By 06/27/2023 4:36 PMNo CommentsBy YidInfo Staff

 

An organization monitoring antisemitism in Germany said on Tuesday that 2,480 incidences, or slightly under seven per day on average, were reported there in the previous year.

The Department for Research and Information on Anti-Semitism, or RIAS, reported that while there were nine incidents of extreme violence in 2022, the most since national record keeping started in 2017, there was a slight decrease in antisemitic incidents compared to the year before.

In the western city of Essen in November, a shooting took place at the home of a former rabbi, which was next to a historic synagogue.

The matter is currently being looked into by Germany’s federal prosecutor, along with two other allegedly violent antisemitic incidents.

But more frequently than not, “Jews are confronted with antisemitism in everyday situations,” RIAS director Benjamin Steinitz told reporters in Berlin.

These instances may occur everywhere, whether at work, at home, on the bus, at the grocery store, or at a concert.

Such “everyday” antisemitic actions come from a variety of political perspectives and frequently trivialize the Holocaust, in which 6 million European Jews were slaughtered by Germany’s Nazis and their henchmen.

Common themes associated with Jews or conspiracy theories, such as the coronavirus epidemic with its anti-Jewish narratives and the Middle East conflict with its antisemitic criticism of Israel, are used in many antisemitic hate crimes.

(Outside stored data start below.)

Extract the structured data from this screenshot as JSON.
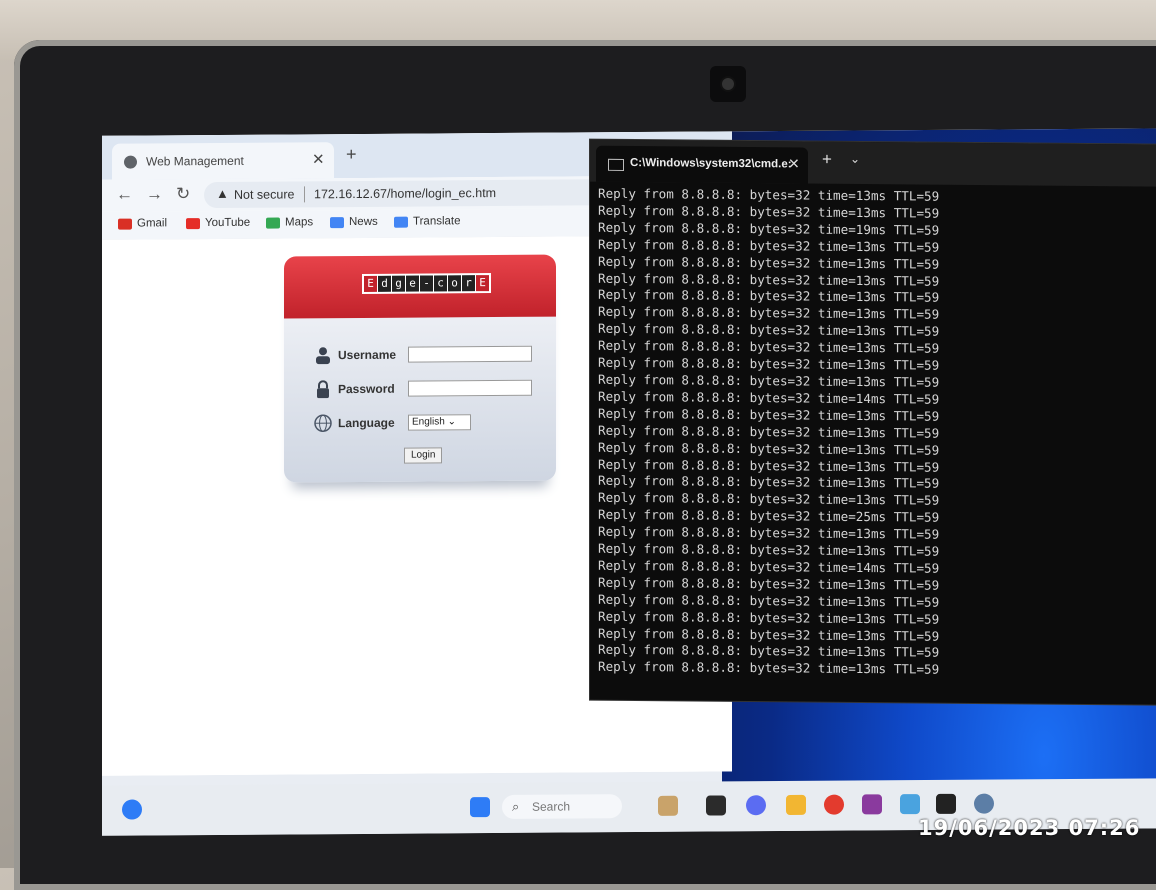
{
  "browser": {
    "tab_title": "Web Management",
    "not_secure": "Not secure",
    "url": "172.16.12.67/home/login_ec.htm",
    "bookmarks": [
      "Gmail",
      "YouTube",
      "Maps",
      "News",
      "Translate"
    ]
  },
  "login": {
    "logo_letters": [
      "E",
      "d",
      "g",
      "e",
      "-",
      "c",
      "o",
      "r",
      "E"
    ],
    "username_label": "Username",
    "password_label": "Password",
    "language_label": "Language",
    "language_value": "English",
    "login_button": "Login"
  },
  "cmd": {
    "tab_title": "C:\\Windows\\system32\\cmd.e:",
    "lines": [
      "Reply from 8.8.8.8: bytes=32 time=13ms TTL=59",
      "Reply from 8.8.8.8: bytes=32 time=13ms TTL=59",
      "Reply from 8.8.8.8: bytes=32 time=19ms TTL=59",
      "Reply from 8.8.8.8: bytes=32 time=13ms TTL=59",
      "Reply from 8.8.8.8: bytes=32 time=13ms TTL=59",
      "Reply from 8.8.8.8: bytes=32 time=13ms TTL=59",
      "Reply from 8.8.8.8: bytes=32 time=13ms TTL=59",
      "Reply from 8.8.8.8: bytes=32 time=13ms TTL=59",
      "Reply from 8.8.8.8: bytes=32 time=13ms TTL=59",
      "Reply from 8.8.8.8: bytes=32 time=13ms TTL=59",
      "Reply from 8.8.8.8: bytes=32 time=13ms TTL=59",
      "Reply from 8.8.8.8: bytes=32 time=13ms TTL=59",
      "Reply from 8.8.8.8: bytes=32 time=14ms TTL=59",
      "Reply from 8.8.8.8: bytes=32 time=13ms TTL=59",
      "Reply from 8.8.8.8: bytes=32 time=13ms TTL=59",
      "Reply from 8.8.8.8: bytes=32 time=13ms TTL=59",
      "Reply from 8.8.8.8: bytes=32 time=13ms TTL=59",
      "Reply from 8.8.8.8: bytes=32 time=13ms TTL=59",
      "Reply from 8.8.8.8: bytes=32 time=13ms TTL=59",
      "Reply from 8.8.8.8: bytes=32 time=25ms TTL=59",
      "Reply from 8.8.8.8: bytes=32 time=13ms TTL=59",
      "Reply from 8.8.8.8: bytes=32 time=13ms TTL=59",
      "Reply from 8.8.8.8: bytes=32 time=14ms TTL=59",
      "Reply from 8.8.8.8: bytes=32 time=13ms TTL=59",
      "Reply from 8.8.8.8: bytes=32 time=13ms TTL=59",
      "Reply from 8.8.8.8: bytes=32 time=13ms TTL=59",
      "Reply from 8.8.8.8: bytes=32 time=13ms TTL=59",
      "Reply from 8.8.8.8: bytes=32 time=13ms TTL=59",
      "Reply from 8.8.8.8: bytes=32 time=13ms TTL=59"
    ]
  },
  "taskbar": {
    "search_placeholder": "Search"
  },
  "photo_timestamp": "19/06/2023  07:26",
  "colors": {
    "edgecore_red": "#c1222b",
    "cmd_bg": "#0c0c0c",
    "wallpaper_blue": "#0f49c9"
  }
}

According to what RIAS discovered, a conspiracy is the cause of one out of every five anti-Semitic incidents. 13% of all instances featured a right-wing extremist background, whereas 53% of incidents could not be definitively connected to a particular political background.

The head of a significant art exhibition in Germany, Documenta 15, resigned last year after an exhibit featuring antisemitic elements sparked a public outcry in the nation, according to Felix Klein, the German government’s commissioner to combat antisemitism.

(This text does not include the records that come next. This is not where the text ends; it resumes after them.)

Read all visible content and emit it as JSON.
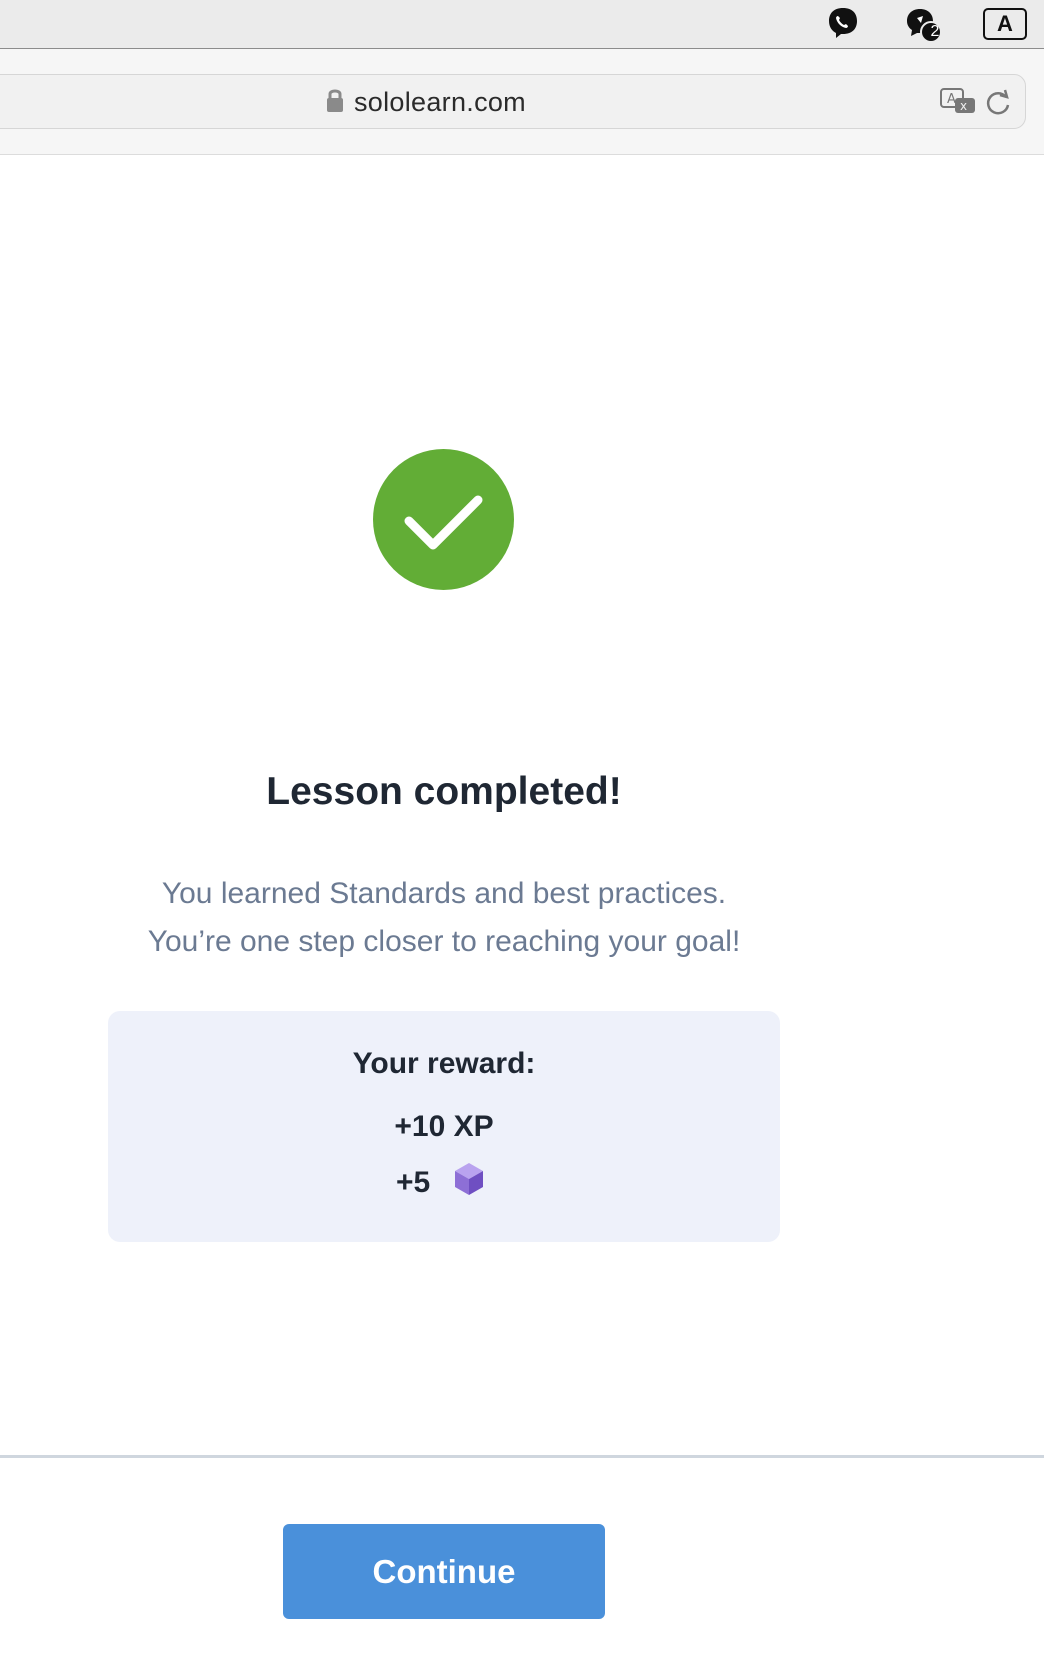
{
  "menubar": {
    "icons": [
      "viber-icon",
      "chat-notification-icon",
      "input-source-icon"
    ],
    "notification_count": "2",
    "input_source_label": "A"
  },
  "browser": {
    "url": "sololearn.com"
  },
  "lesson": {
    "title": "Lesson completed!",
    "description_line1": "You learned Standards and best practices.",
    "description_line2": "You’re one step closer to reaching your goal!",
    "reward_title": "Your reward:",
    "reward_xp": "+10 XP",
    "reward_bits": "+5"
  },
  "footer": {
    "continue_label": "Continue"
  },
  "colors": {
    "success": "#62ad36",
    "primary_button": "#4a90da",
    "reward_background": "#eef1fa",
    "bit_icon": "#8d6fd6"
  }
}
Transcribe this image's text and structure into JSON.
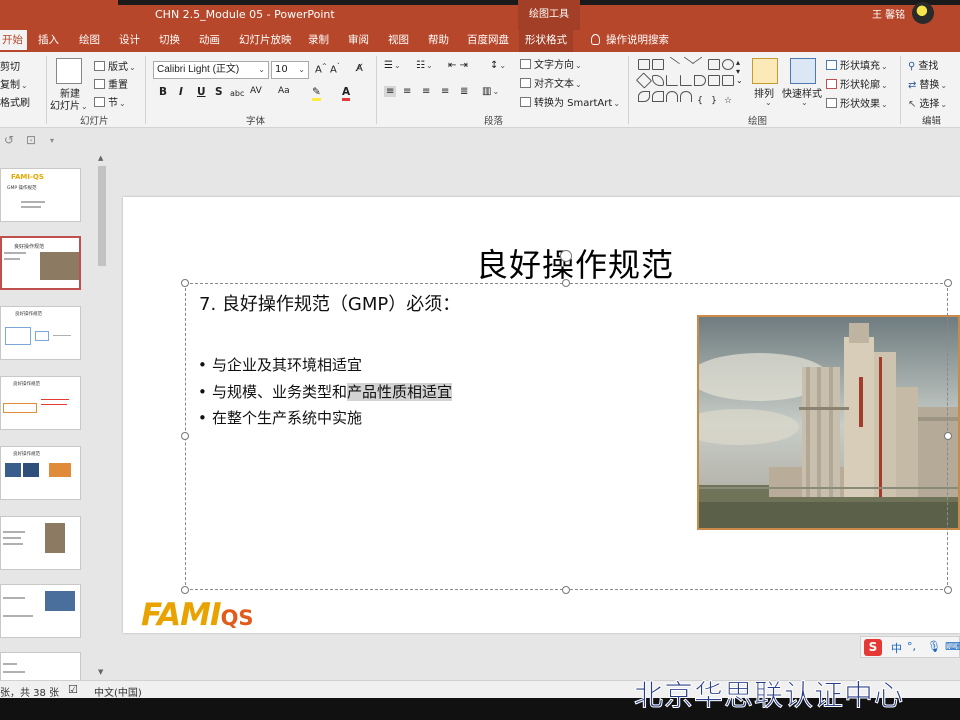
{
  "titlebar": {
    "document_title": "CHN 2.5_Module 05  -  PowerPoint",
    "context_label": "绘图工具",
    "user": "王 馨铭"
  },
  "tabs": [
    {
      "label": "开始",
      "active": true
    },
    {
      "label": "插入"
    },
    {
      "label": "绘图"
    },
    {
      "label": "设计"
    },
    {
      "label": "切换"
    },
    {
      "label": "动画"
    },
    {
      "label": "幻灯片放映"
    },
    {
      "label": "录制"
    },
    {
      "label": "审阅"
    },
    {
      "label": "视图"
    },
    {
      "label": "帮助"
    },
    {
      "label": "百度网盘"
    },
    {
      "label": "形状格式"
    },
    {
      "label": "操作说明搜索"
    }
  ],
  "ribbon": {
    "clipboard": {
      "cut": "剪切",
      "copy": "复制",
      "format_painter": "格式刷"
    },
    "slides": {
      "new_slide": "新建",
      "new_slide2": "幻灯片",
      "layout": "版式",
      "reset": "重置",
      "section": "节"
    },
    "font": {
      "font_name": "Calibri Light (正文)",
      "font_size": "10"
    },
    "paragraph": {
      "text_direction": "文字方向",
      "align_text": "对齐文本",
      "smartart": "转换为 SmartArt"
    },
    "drawing": {
      "arrange": "排列",
      "quick_styles": "快速样式",
      "shape_fill": "形状填充",
      "shape_outline": "形状轮廓",
      "shape_effects": "形状效果"
    },
    "editing": {
      "find": "查找",
      "replace": "替换",
      "select": "选择"
    },
    "groups": {
      "slides": "幻灯片",
      "font": "字体",
      "paragraph": "段落",
      "drawing": "绘图",
      "editing": "编辑"
    }
  },
  "slide": {
    "title": "良好操作规范",
    "heading": "7. 良好操作规范（GMP）必须：",
    "bullets": [
      {
        "plain": "与企业及其环境相适宜",
        "selected": ""
      },
      {
        "plain": "与规模、业务类型和",
        "selected": "产品性质相适宜"
      },
      {
        "plain": "在整个生产系统中实施",
        "selected": ""
      }
    ],
    "logo_main": "FAMI",
    "logo_sub": "QS"
  },
  "thumbnails": [
    {
      "title": "FAMI-QS",
      "subtitle": "GMP 操作规范"
    },
    {
      "title": "良好操作规范"
    },
    {
      "title": "良好操作规范"
    },
    {
      "title": "良好操作规范"
    },
    {
      "title": "良好操作规范"
    },
    {
      "title": ""
    },
    {
      "title": ""
    },
    {
      "title": ""
    }
  ],
  "ime": {
    "logo": "S",
    "mode": "中"
  },
  "statusbar": {
    "slide_count": "张，共 38 张",
    "language": "中文(中国)"
  },
  "watermark": "北京华思联认证中心",
  "colors": {
    "accent": "#b7472a",
    "logo_yellow": "#e8a300",
    "logo_orange": "#e15b1b"
  }
}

“Documenta fifteen was rightly the talk of the town,” Klein said. But many anti-Semitic episodes also take place in the cultural sector below the level of public awareness; like other facets of social life, they constitute a normal part of Jewish daily existence.

Jews in Germany who are subjected to antisemitism can get in touch with RIAS, which will not only record the events but also assist individuals who are concerned with additional connections to criminal police dedicated to combating antisemitism and organizations aiding victims of anti-Jewish hatred.